The fresh capacity will consist of greenfield thermal power units totalling 1,980 Mw each in 2019 and 2020, and 3,960 Mw and 660 Mw in 2021 and 2022, respectively.
According to UP energy minister Shrikant Sharma, the thermal plants would augment government sector generation capacity by 8,580 Mw and help the state meet its energy supply commitments, apart form catering to incremental power demand.
The capacities are lined up at Meja (Allahabad/Prayagraj), Harduaganj (Aligarh), Ghatampur (Kanpur City), Obra (Sonbhadra), Jawaharpur (Etah) and Panki (Kanpur) thermal power projects in the state.
The Adityanath government is working on a two-pronged strategy to not only raise power generation capacity and plant load factor (PLF), but also to reduce the cost of production for greater commercial viability of plants, thereby offering lower tariffs to consumers.
Sharma said public sector thermal power plants’ load factor had risen by about nine per cent to almost 79 per cent, while generation cost had come down by 38 paise, from Rs 3.49 per unit in 2017-18 to Rs 3.11 in 2018-19, helping state power utility UP Power Corporation Limited (UPPCL) save Rs 933 crore.
Net power supply in UP has attained a record high of 438 million units a day, which has helped the state government ensure adequate electricity availability for consumers, with the peak demand touching 22,500 mw.

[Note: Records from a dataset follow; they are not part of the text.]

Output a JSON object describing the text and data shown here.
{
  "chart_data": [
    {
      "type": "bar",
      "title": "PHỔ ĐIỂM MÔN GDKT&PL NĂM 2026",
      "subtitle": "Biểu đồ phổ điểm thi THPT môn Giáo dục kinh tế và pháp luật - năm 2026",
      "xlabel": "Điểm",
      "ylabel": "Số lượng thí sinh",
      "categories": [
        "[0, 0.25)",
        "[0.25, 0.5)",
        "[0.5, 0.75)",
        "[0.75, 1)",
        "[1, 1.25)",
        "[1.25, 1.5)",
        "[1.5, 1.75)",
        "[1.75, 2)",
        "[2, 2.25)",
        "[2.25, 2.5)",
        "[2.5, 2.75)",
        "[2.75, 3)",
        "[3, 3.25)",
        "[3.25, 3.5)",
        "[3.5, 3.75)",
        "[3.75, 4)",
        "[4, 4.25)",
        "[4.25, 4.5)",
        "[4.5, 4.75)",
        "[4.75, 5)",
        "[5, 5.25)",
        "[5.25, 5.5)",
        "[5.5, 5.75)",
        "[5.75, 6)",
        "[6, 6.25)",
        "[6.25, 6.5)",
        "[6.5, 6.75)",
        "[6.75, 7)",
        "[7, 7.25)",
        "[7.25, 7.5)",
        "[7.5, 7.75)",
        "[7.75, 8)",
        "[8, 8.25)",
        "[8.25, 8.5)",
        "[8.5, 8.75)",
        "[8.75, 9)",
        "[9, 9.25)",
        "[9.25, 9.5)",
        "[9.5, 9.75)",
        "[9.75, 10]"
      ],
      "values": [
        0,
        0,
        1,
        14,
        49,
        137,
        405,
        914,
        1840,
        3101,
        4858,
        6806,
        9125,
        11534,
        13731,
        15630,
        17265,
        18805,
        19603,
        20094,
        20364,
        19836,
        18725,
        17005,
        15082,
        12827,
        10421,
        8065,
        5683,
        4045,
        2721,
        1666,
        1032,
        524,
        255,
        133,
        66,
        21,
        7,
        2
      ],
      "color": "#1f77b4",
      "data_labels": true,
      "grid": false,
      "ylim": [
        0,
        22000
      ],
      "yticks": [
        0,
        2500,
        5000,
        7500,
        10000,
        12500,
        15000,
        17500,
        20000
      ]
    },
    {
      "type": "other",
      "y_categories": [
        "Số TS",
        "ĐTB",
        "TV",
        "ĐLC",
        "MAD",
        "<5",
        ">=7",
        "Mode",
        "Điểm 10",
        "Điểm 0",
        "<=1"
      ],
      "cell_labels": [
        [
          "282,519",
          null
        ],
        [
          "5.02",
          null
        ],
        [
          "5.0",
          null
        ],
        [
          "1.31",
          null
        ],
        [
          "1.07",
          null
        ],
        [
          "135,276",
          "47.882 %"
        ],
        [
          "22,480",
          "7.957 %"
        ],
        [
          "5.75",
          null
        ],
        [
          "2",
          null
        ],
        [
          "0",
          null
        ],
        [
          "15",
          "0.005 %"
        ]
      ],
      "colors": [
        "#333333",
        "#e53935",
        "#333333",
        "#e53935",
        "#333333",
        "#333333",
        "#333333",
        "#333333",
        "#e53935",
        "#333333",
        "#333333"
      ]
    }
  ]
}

Earlier, the rise in oil and coal prices and competition emanating from the ‘merit order dispatch’ system for thermal plants, UP Utpadan Nigam had already drawn a strategic roadmap to improve the functioning of its units against several parameters, including PLF, auxiliary consumption, oil and coal consumption, and heat rate so as to pare the cost of thermal generation during 2018-19.
Merit order dispatch is a mechanism of ranking available energy sources, especially electrical, based on ascending order of price together with the amount of energy that will be generated, giving advantage to lower cost of production and higher PLF.
Currently, the total installed capacity of thermal power plants run by the Nigam is more than 5,500 Mw at Harduaganj, Pariccha, Obra and Anpara. The private sector power plants have additional installed capacity of nearly 6,360 Mw at Anpara, Roja, Bara and Lalitpur.
However, net generation by these public and private sector plants is only about 12,000 Mw, while UP gets nearly 7,000 Mw from the central sector. The state imports power from other sources, including energy exchange and bilateral agreements, which currently stands at about 3,000 Mw. This way, UP was able to supply nearly 22,000 mw of power in the summer/monsoon season.